Following the Civil War, portraiture helped to glamorize that transition by illustrating tough guys and girls who bore arms with self-confidence and swagger.
Setting aside military images, where the inclusion of guns is both necessary and inevitable; portraits of American citizens with guns fall into three symbolic "types": the gun as a symbol of bravery; the gun as symbol of defense of land; and the gun as ornament or theatrical prop. Advances in photographic reproduction and cinematography especially at the turn of the 20th century eventually saw the gun used as an artistic device that connected the imaginary world of entertainment to that of the viewer in the real world.
The notion of "gun vision" put forth by art historian Alan Braddock in his 2006 article "Shooting the Beholder," suggests that portrait artists underplayed and deemphasized the implied violence of a pointed gun as a way to address a growing public desire for attention and spectacle.

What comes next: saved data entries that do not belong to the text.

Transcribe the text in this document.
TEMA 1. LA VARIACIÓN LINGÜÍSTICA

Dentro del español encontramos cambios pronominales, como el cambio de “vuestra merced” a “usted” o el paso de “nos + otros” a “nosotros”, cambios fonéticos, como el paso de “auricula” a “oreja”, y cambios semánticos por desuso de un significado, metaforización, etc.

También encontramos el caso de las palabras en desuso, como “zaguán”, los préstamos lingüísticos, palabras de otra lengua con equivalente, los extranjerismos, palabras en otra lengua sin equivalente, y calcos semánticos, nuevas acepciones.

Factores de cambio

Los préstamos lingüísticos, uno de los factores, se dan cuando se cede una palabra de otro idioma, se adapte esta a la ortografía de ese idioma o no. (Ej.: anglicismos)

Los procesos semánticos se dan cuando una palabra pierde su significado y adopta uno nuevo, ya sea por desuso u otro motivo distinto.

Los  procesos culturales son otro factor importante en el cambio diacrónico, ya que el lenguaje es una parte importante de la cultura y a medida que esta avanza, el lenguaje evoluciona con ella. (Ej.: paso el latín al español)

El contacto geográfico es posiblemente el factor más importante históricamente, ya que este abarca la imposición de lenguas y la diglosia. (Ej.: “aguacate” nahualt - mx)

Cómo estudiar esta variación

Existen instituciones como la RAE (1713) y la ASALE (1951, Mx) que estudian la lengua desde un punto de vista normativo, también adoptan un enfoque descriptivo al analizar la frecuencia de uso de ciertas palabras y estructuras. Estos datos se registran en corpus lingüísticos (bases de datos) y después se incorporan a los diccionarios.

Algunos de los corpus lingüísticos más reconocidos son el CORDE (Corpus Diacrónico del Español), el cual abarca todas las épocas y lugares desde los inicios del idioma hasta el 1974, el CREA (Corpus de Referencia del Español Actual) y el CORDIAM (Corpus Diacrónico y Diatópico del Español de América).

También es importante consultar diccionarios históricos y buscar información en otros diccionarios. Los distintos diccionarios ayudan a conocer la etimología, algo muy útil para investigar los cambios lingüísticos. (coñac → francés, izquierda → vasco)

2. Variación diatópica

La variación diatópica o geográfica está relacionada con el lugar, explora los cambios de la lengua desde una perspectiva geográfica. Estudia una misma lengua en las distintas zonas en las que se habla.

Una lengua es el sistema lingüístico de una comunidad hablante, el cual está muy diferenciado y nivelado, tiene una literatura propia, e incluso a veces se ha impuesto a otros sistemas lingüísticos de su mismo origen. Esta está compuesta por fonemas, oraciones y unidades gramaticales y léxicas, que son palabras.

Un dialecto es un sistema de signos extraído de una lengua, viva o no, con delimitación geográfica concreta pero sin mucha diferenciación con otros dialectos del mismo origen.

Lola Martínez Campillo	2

The gun as a symbol-of-bravery makes its appearance in the mid-19th century in portraits of Native Americans and African-Americans, primarily reserved for those who resisted capture, slavery or relocation. Significantly in these pictures, the rifle is highly symbolic and placed at a distance to the figure; stock-end down on the ground and pointed towards the sky at little risk of being fired.
In 1837, artist Charles Bird King painted a full-length portrait of the Chippewa chief, Okee-Makee-Quid, holding a ceremonial pipestem vertically alongside his body. One year later, George Catlin’s portrait of Osceola depicts the Seminole warrior standing with the rifle he used to kill the U.S. Indian Agent Wiley Thompson in defense of tribal lands. Tricked into capture under the pretense of negotiating a truce, Osceola eventually died in captivity, but not before Catlin visited him in prison to create a portrait intended to honor his bravery that showed the Indian holding a rifle—in place of his peace pipe—parallel to his body “as the master spirit and leader of the tribe.”
Between 1836 and 1844, a three-volume portfolio of portraits published by Thomas McKenney and James Hall on The History of the Indian Tribes of North America, set the template for the display of Native chiefs most notably focused on their bright dress and beaded and feathered adornments that appeared so exotic to Euro-American audiences.